Born: 1920, Kishinev, Romania
Describes a celebration of Oskar Schindler's birthday in Bruennlitz, toward the end of the war [Interview: 1992]
On April 28th, because May 8th was the, the end of the war, the liberation day, but April 28th was his [Schindler's] birthday, and we wanted to do something for him for his birthday. So each one of the, of us, of the prisoners, gave a little portion of their, our bread, and a little por...portion of our terrible jam or marmalade, whatever it was, and, and, and margarine. And someone who must have been very, very handy among us, I don't remember, I don't know who it was, made him a birthday cake. I mean, they didn't bake it, but just made it out of the bread, and the this. And we all gathered in the big hall, and Schindler spoke to us. He told us, and again, all the camp staff was there, all the woman SS, and the men SS, and the head, the commandant, the, the commandant of the camp, the new one, everybody was there. But he was absolutely not afraid of them, and he told us, "The end of the war is near. Please be, think good thoughts because you will survive the war. But as you survive the war, try to be human beings."

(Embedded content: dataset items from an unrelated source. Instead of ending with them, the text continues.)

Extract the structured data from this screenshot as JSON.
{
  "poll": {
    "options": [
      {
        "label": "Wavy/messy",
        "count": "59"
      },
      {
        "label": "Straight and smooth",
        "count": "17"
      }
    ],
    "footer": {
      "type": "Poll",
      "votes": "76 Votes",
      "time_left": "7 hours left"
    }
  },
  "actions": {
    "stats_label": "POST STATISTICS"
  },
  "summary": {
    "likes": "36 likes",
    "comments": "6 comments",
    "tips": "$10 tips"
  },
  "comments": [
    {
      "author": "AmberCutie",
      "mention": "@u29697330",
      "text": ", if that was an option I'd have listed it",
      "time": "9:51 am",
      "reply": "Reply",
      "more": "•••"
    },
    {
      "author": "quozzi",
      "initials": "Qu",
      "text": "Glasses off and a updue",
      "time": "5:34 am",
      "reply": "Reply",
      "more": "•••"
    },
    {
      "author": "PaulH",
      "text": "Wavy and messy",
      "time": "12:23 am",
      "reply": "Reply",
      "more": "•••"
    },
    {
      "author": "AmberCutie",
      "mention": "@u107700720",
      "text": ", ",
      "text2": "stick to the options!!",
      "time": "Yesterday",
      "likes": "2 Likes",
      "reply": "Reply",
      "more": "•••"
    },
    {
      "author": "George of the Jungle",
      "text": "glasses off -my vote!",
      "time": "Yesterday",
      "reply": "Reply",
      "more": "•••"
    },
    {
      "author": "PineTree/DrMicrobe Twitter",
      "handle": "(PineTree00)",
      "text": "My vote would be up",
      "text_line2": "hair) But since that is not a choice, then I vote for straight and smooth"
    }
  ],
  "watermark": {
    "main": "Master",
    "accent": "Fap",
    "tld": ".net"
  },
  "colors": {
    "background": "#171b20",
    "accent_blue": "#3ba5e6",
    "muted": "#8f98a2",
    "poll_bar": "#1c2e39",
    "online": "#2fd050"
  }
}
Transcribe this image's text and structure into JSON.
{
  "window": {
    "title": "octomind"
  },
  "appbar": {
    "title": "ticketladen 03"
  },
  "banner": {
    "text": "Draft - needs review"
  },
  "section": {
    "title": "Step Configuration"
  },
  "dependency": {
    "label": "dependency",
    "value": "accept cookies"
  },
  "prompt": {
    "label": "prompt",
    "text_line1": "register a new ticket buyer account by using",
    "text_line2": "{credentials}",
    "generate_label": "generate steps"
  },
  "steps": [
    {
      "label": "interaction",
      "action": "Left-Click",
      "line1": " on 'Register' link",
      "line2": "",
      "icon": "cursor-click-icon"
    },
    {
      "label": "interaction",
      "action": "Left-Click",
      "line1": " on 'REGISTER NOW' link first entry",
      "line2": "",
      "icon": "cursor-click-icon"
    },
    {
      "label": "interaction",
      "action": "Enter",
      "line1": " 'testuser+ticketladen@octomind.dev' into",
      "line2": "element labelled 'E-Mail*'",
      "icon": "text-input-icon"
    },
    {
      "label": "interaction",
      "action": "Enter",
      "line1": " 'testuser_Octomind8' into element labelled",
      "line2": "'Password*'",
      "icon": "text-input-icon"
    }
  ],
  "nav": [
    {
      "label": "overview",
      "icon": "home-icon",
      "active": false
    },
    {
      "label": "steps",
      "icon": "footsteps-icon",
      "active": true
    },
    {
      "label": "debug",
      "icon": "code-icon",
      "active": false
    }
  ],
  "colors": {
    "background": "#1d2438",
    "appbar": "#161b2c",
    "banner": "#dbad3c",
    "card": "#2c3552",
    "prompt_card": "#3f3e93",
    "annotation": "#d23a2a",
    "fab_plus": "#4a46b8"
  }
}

Ludmilla was born to an assimilated Jewish family in Kishinev, Romania. She and her mother, a physician, were living in Poland when the Germans invaded on September 1, 1939. They were taken to Krakow. Ludmilla was forced to live in the Krakow ghetto; her mother was sent to the Warsaw ghetto. Ludmilla worked in a factory at the Plaszow labor camp for a businessman who was a friend of the German industrialist Oskar Schindler. In October 1944, Schindler attempted to save some Jewish workers by relocating them to a munitions factory in Bruennlitz, in the Sudetenland. Ludmilla was among those on Schindler's list to be relocated. She and about 300 other women were detained briefly in Auschwitz before reaching Bruennlitz. There, some of the workers sought to sabotage the production of munitions. Ludmilla was liberated in early May 1945.